Prozess - Regelmäßig kam der Bub mit seiner Mutter, um das Grab der Oma zu besuchen. Er war acht Jahre alt, als er auf dem Wiener Friedhof einen dort beschäftigen Mann kennenlernte. Dieser hatte einen Hund dabei, mit dem das Kind zu spielen begann. So kam man miteinander ins Gespräch. Eine verhängnisvolle Begegnung.

Am Dienstag musste sich der 52-Jährige im Wiener Straflandesgericht dafür verantworten, weil er den Buben jahrelang sexuell missbraucht hatte. Mit der Vorgabe, er wäre in seine Mutter verliebt, hatte er den Buben zum Schweigen über die Vorgänge gebracht. Der Mann wurde rechtskräftig zu vier Jahren Haft verurteilt.

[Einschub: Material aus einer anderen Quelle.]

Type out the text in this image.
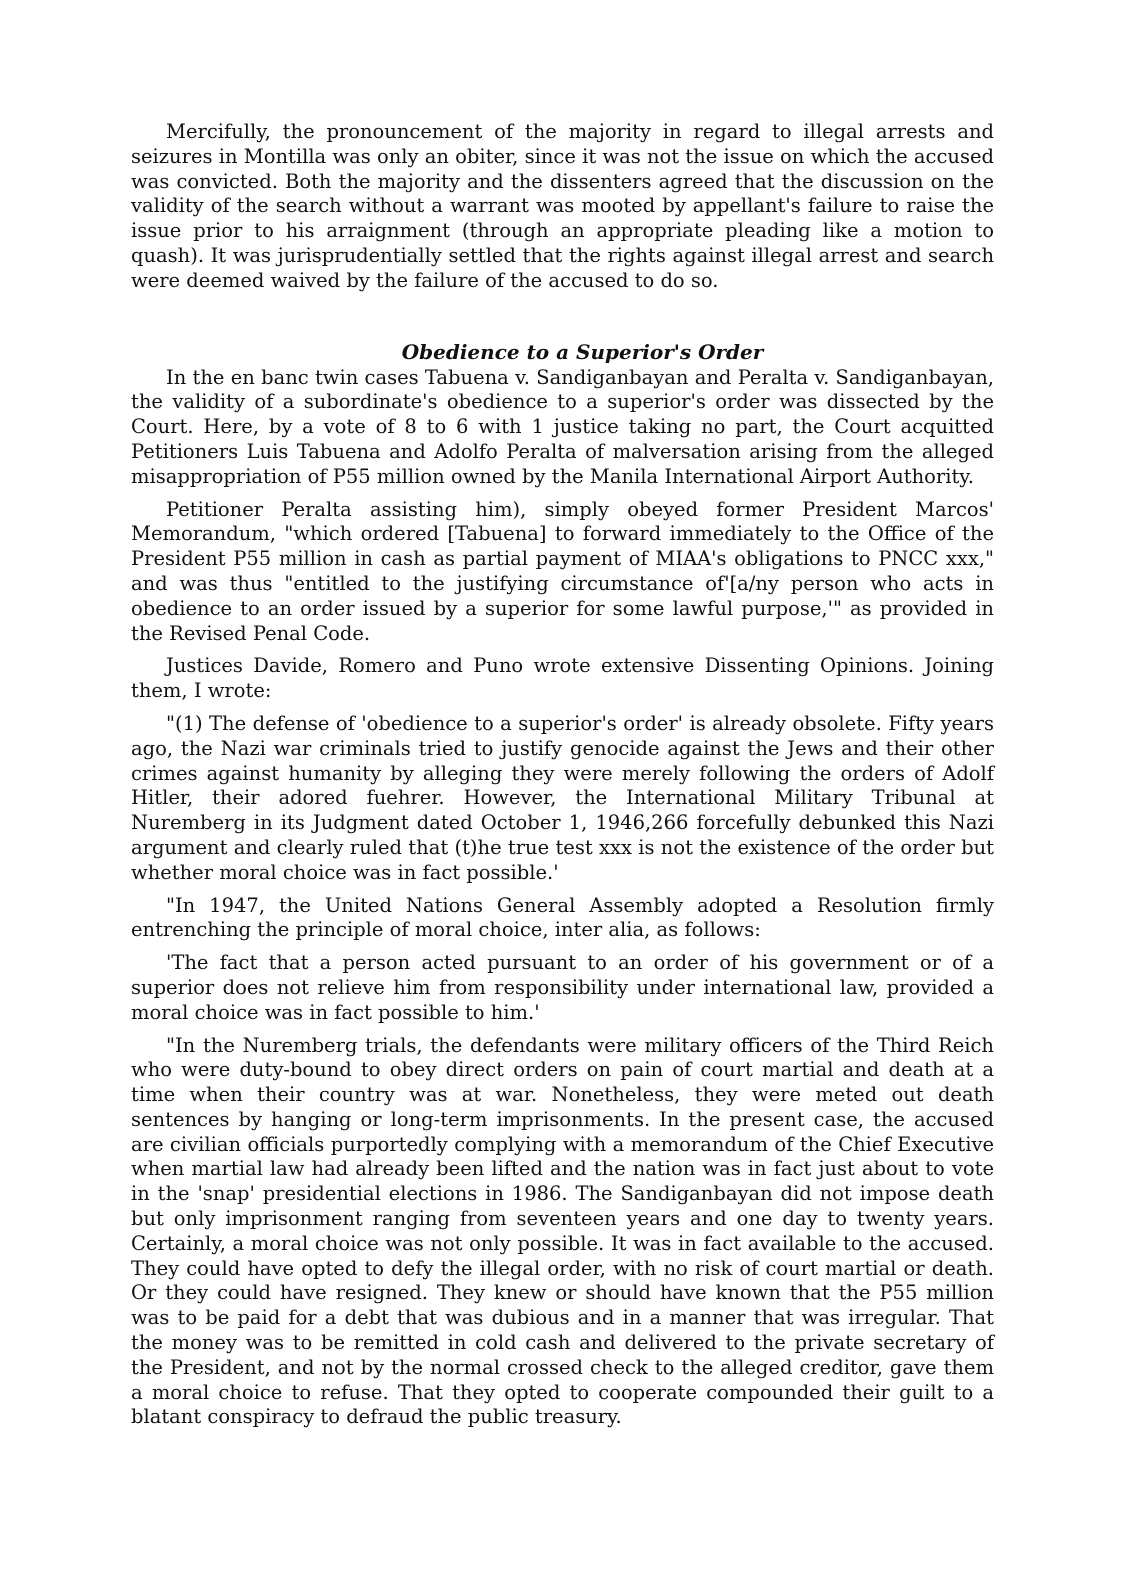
Mercifully, the pronouncement of the majority in regard to illegal arrests and seizures in Montilla was only an obiter, since it was not the issue on which the accused was convicted. Both the majority and the dissenters agreed that the discussion on the validity of the search without a warrant was mooted by appellant's failure to raise the issue prior to his arraignment (through an appropriate pleading like a motion to quash). It was jurisprudentially settled that the rights against illegal arrest and search were deemed waived by the failure of the accused to do so.

Obedience to a Superior's Order

In the en banc twin cases Tabuena v. Sandiganbayan and Peralta v. Sandiganbayan, the validity of a subordinate's obedience to a superior's order was dissected by the Court. Here, by a vote of 8 to 6 with 1 justice taking no part, the Court acquitted Petitioners Luis Tabuena and Adolfo Peralta of malversation arising from the alleged misappropriation of P55 million owned by the Manila International Airport Authority.

Petitioner Peralta assisting him), simply obeyed former President Marcos' Memorandum, "which ordered [Tabuena] to forward immediately to the Office of the President P55 million in cash as partial payment of MIAA's obligations to PNCC xxx," and was thus "entitled to the justifying circumstance of'[a/ny person who acts in obedience to an order issued by a superior for some lawful purpose,'" as provided in the Revised Penal Code.

Justices Davide, Romero and Puno wrote extensive Dissenting Opinions. Joining them, I wrote:

"(1) The defense of 'obedience to a superior's order' is already obsolete. Fifty years ago, the Nazi war criminals tried to justify genocide against the Jews and their other crimes against humanity by alleging they were merely following the orders of Adolf Hitler, their adored fuehrer. However, the International Military Tribunal at Nuremberg in its Judgment dated October 1, 1946,266 forcefully debunked this Nazi argument and clearly ruled that (t)he true test xxx is not the existence of the order but whether moral choice was in fact possible.'

"In 1947, the United Nations General Assembly adopted a Resolution firmly entrenching the principle of moral choice, inter alia, as follows:

'The fact that a person acted pursuant to an order of his government or of a superior does not relieve him from responsibility under international law, provided a moral choice was in fact possible to him.'

"In the Nuremberg trials, the defendants were military officers of the Third Reich who were duty-bound to obey direct orders on pain of court martial and death at a time when their country was at war. Nonetheless, they were meted out death sentences by hanging or long-term imprisonments. In the present case, the accused are civilian officials purportedly complying with a memorandum of the Chief Executive when martial law had already been lifted and the nation was in fact just about to vote in the 'snap' presidential elections in 1986. The Sandiganbayan did not impose death but only imprisonment ranging from seventeen years and one day to twenty years. Certainly, a moral choice was not only possible. It was in fact available to the accused. They could have opted to defy the illegal order, with no risk of court martial or death. Or they could have resigned. They knew or should have known that the P55 million was to be paid for a debt that was dubious and in a manner that was irregular. That the money was to be remitted in cold cash and delivered to the private secretary of the President, and not by the normal crossed check to the alleged creditor, gave them a moral choice to refuse. That they opted to cooperate compounded their guilt to a blatant conspiracy to defraud the public treasury.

"Er wollte es" Nach der ersten Begegnung war es dem Friedhofsarbeiter gelungen, sich das Vertrauen des Achtjährigen und offensichtlich auch das der Mutter zu erschleichen. Bis zum 15. Lebensjahr habe er den Buben missbraucht, gab er vor dem Schöffensenat zu. Er habe sich "verleiten lassen", so der 52-Jährige. Während er es anfänglich bei wechselseitigem Onanieren beließ, kam es später auch zu Oral- und Analverkehr. "Der Bub hat angedeutet, dass er es will. Der wollte, dass ich es mache", behauptete der Angeklagte. In Wahrheit ließ der Bub laut Anklage die Übergriffe über sich ergehen, "weil er sich geniert hat, jemandem davon zu erzählen".

Später beschaffte der Mann dem Buben eine Lehrstelle als Friedhofsgärtner. Als er bemerkte, dass der zu diesem Zeitpunkt 15-Jährige Cannabis konsumierte, kaufte er ihm Drogen bzw. schenkte ihm das dafür nötige Geld. Und drohte ihm dann mit dem Verlust des Jobs, sollte er ihn verraten.